Собеседники дружно рассмеялись.
– Признаться, Берг, я давно хотел это сделать. И вот сегодня, отправляя слугу на рынок за припасами, велел ему купить кое-что специально для нынешней демонстрации.
Эномото дважды хлопнул в ладоши, и минуту спустя в дверь просунулся нескладный мужичок в ливрее и явно крестьянского происхождения.

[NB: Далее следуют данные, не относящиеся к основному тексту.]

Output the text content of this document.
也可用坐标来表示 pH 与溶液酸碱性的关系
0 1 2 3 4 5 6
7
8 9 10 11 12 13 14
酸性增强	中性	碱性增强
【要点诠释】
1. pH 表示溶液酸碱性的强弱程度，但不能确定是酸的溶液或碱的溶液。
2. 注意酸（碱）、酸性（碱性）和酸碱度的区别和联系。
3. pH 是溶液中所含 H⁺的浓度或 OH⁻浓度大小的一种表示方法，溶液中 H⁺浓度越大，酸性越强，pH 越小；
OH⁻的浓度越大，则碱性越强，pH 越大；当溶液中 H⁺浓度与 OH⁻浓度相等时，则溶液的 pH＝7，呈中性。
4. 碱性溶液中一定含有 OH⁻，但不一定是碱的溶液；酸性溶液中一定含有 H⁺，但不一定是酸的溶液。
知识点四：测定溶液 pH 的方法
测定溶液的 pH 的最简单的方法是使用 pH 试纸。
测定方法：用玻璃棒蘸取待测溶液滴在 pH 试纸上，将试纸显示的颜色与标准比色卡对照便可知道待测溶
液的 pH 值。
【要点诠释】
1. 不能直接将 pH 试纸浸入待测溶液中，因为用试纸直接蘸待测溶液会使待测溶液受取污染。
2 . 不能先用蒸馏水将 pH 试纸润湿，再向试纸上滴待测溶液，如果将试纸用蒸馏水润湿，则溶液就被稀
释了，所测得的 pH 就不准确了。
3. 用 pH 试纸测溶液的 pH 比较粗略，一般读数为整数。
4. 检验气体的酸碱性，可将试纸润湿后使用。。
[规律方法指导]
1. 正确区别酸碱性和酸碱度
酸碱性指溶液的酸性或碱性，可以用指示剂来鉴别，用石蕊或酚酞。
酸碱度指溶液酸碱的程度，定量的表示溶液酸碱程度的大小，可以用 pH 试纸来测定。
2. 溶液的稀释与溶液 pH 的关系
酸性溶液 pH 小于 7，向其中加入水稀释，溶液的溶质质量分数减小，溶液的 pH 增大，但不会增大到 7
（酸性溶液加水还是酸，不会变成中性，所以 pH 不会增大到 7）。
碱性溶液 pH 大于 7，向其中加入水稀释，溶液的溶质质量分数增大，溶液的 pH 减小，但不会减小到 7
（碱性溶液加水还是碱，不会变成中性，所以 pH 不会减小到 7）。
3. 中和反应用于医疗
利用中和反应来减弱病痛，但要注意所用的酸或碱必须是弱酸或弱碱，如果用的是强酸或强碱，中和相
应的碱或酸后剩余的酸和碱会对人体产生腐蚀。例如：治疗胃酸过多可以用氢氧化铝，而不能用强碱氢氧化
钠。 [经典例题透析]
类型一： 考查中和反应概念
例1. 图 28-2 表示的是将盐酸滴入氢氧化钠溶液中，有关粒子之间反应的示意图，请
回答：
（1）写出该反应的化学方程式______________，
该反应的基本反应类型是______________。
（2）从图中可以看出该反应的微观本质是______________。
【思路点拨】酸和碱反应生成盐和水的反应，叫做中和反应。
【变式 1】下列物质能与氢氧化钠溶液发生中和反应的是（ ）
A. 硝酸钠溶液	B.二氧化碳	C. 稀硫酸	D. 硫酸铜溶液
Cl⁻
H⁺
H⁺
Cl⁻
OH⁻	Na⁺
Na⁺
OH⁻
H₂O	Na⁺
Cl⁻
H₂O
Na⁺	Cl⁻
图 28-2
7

– Степан, принеси арбуз и два яблока! – распорядился Эномото и с улыбкой повернулся к Бергу. – Должен признаться, друг мой, что моя нынешняя демонстрация не для слабонервных. Разумеется, я имею в виду не вас, а русского слугу, с которым мне пришлось изрядно повозиться. С другой стороны, его волнение и даже боязнь легко объяснимы: чтобы хладнокровно и безбоязненно довериться своему господину, надо родиться в Японии!
Отдав вернувшемуся слуге распоряжение, Эномотто передвинул на рукавах сорочки каучуковые колечки, взял в руки меч и кивнул Степану. Тот посторонился, дав барину возможность подойти к яблоку, только что подвешенному им на нитке к люстре.
– Итак, друг мой, вы как-то говорили мне, что катана показалась вам довольно тяжёлым и неуклюжим оружием. Вас смутила длинная двуручная рукоять катаны, и вы даже как-то сравнили её с мечом крестоносцев, которым было трудно обороняться от проворного противника, вооружённого более лёгким оружием. Действительно двуручный меч предполагает использование воином инерции удара с замахом. Однако самурай, взявшись обеими руками за рукоять особым способом, ведёт катану – а не наоборот, как в Европе! обратили ли вы внимание, что центр тяжести клинка катаны смещён и находится ближе к острию, чем к рукояти? Существует целая система тренировок, позволяющая самураю наносить точно намеченный удар, останавливая клинок там, где намечено. А нерастраченная сила удара используется воином для следующего! Возможности смещённого центра тяжести клинка дополняются долгими и весьма изнурительными тренировками всего тела воина. Смотрите, Берг! Обратите внимание на румяный бочок яблока!
Эномото застыл как изваяние, сосредоточившись, казалось, только на кончике своего меча, вытянутого перед собой. Внезапно он издал гортанный крик, от которого Берг невольно вздрогнул. В воздухе дважды басовито прожужжал рассекаемый клинком воздух. Движений меча Берг не заметил – только от подвешенного яблока отвалилась сначала нижняя половинка, а потом, сбоку – та, румяная. А Эномото снова застыл в неподвижности, держа катану вытянутой вперёд, двумя руками.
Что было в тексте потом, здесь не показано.